それでは、まずはそのメロディーから『朝顔』を見ていこう。藤巻の作るメロディーは独自の起伏と展開を備えたものだと前述した。もちろん本作収録曲はどれもそれもそうだ。M2「雨上がり」もM4「ビールとプリン」もM9「電話」も、レミオロメンらしい抑揚を持っている。そんな中、強いて特徴的な一曲を選ぶとするならば、M6「昭和」ではなかろうか。その歌メローにおいて最も彼らの個性が発揮されているナンバーだと思う。西洋的でも東洋的でもなく、一度聴いたら誰もが口ずさめるような親しみやすさがありつつ、かと言ってパッと聴いても単純なそれとは感じない音階。こればかりは実際の音源を聴いてもらうのが最適なのだが、みなさんにそれを委ねるのはあまりにも投げっぱなしであろうから、言葉で説明を加えるのは無粋なことは承知で、少し解説を加えてみたい。
1小節の中で少ない音符でもしっかりと起伏を出し、それをリフレインさせながら曲を進行させていきつつ、そのリフレインのテンポを変化させたり、音階を上げ下げする。言葉にすると本当に無粋だが、M6「昭和」で見せるレミオロメンならではのメロディーの特徴はそういうことだと思う。もっと言えば、勢いに逃げず、ちゃんとリズミカル。その上、言葉を音符に詰め込むことも白玉でごまかすようなこともなく、ジャストな塩梅で歌詞を乗せている。だから、とてもキャッチーで耳馴染みがいいのだと思う(さらに突っ込めば、音階の度数がどうだとか、いろいろあるのだろうが、これ以上は専門外なので何卒ご容赦ご勘弁願います)。

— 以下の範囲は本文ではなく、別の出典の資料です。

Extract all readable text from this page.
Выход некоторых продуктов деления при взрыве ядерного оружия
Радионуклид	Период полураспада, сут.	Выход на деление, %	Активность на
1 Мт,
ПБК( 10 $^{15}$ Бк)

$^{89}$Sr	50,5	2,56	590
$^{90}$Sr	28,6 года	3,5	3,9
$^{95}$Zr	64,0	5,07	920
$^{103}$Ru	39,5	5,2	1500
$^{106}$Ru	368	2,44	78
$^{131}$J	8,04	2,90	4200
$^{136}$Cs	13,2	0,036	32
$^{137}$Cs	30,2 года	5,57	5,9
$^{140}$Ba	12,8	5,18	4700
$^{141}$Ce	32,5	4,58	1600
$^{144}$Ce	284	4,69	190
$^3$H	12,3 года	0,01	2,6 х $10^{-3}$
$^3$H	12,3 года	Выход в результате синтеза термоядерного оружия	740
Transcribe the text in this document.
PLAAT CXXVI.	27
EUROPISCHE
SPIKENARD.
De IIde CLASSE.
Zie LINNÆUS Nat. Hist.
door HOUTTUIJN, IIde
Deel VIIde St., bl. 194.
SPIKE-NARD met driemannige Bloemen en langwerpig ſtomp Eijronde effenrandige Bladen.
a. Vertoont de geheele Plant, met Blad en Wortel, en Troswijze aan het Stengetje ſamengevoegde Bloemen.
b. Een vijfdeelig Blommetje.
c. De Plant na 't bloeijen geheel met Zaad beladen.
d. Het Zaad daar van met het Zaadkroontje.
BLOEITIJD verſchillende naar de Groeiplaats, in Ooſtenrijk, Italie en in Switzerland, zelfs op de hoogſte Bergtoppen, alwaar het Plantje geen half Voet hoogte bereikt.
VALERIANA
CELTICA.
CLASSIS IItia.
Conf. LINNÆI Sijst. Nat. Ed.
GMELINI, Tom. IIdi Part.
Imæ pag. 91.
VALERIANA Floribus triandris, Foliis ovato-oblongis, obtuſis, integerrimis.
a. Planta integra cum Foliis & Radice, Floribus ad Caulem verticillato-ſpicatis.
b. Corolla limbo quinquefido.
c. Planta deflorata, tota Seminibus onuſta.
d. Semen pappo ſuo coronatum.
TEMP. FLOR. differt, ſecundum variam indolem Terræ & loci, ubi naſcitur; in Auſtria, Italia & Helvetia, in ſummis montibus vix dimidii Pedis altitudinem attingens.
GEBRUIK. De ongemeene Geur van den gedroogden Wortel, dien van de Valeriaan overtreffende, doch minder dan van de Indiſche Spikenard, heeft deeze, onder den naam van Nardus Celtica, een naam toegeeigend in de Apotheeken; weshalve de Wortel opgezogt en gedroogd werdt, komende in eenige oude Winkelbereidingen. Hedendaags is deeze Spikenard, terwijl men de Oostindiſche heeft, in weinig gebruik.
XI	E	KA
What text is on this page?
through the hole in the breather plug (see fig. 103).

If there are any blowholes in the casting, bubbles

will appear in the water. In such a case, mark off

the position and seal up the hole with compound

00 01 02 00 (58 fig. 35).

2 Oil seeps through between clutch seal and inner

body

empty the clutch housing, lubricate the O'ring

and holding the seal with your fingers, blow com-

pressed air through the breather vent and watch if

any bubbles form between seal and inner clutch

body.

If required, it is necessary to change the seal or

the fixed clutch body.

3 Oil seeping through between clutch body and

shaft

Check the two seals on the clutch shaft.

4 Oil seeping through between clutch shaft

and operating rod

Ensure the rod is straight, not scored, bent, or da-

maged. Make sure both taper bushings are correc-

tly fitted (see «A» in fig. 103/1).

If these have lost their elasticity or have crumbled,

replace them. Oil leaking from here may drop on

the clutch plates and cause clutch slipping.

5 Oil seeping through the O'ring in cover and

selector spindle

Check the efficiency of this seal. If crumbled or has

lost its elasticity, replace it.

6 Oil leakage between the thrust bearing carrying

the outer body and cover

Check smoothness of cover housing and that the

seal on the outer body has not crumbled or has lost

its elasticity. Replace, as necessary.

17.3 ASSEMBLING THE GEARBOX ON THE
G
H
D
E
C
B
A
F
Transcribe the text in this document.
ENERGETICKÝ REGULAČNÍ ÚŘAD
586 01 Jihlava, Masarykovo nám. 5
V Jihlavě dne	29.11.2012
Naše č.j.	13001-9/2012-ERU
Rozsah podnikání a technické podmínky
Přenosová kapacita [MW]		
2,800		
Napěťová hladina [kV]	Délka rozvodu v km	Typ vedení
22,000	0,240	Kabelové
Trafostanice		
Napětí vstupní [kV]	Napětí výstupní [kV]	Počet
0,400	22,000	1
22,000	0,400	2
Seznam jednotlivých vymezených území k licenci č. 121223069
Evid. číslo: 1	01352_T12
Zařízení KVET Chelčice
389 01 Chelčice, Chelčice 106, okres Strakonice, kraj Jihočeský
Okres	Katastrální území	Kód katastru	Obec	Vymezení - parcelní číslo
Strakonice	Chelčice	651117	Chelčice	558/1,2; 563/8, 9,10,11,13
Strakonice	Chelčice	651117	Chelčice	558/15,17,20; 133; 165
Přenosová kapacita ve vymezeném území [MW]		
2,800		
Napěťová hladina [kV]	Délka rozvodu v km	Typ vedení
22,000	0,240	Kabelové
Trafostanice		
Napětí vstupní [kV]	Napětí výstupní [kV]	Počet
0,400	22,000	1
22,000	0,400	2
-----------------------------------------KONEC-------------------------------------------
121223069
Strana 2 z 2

強いて言葉にすればそういうことになるが、だからと言って、その通りにやれば誰でも名曲が作れるかと言えば、決してそうならないことは素人でも分かるはず。それでも──もちろん彼にも作曲において産みの苦しみはあったであろうが、メロディアスかつキャッチーなナンバーを量産できたことは今さらながら本当にすごいと思う。間違いなく天賦の才と言ってよい。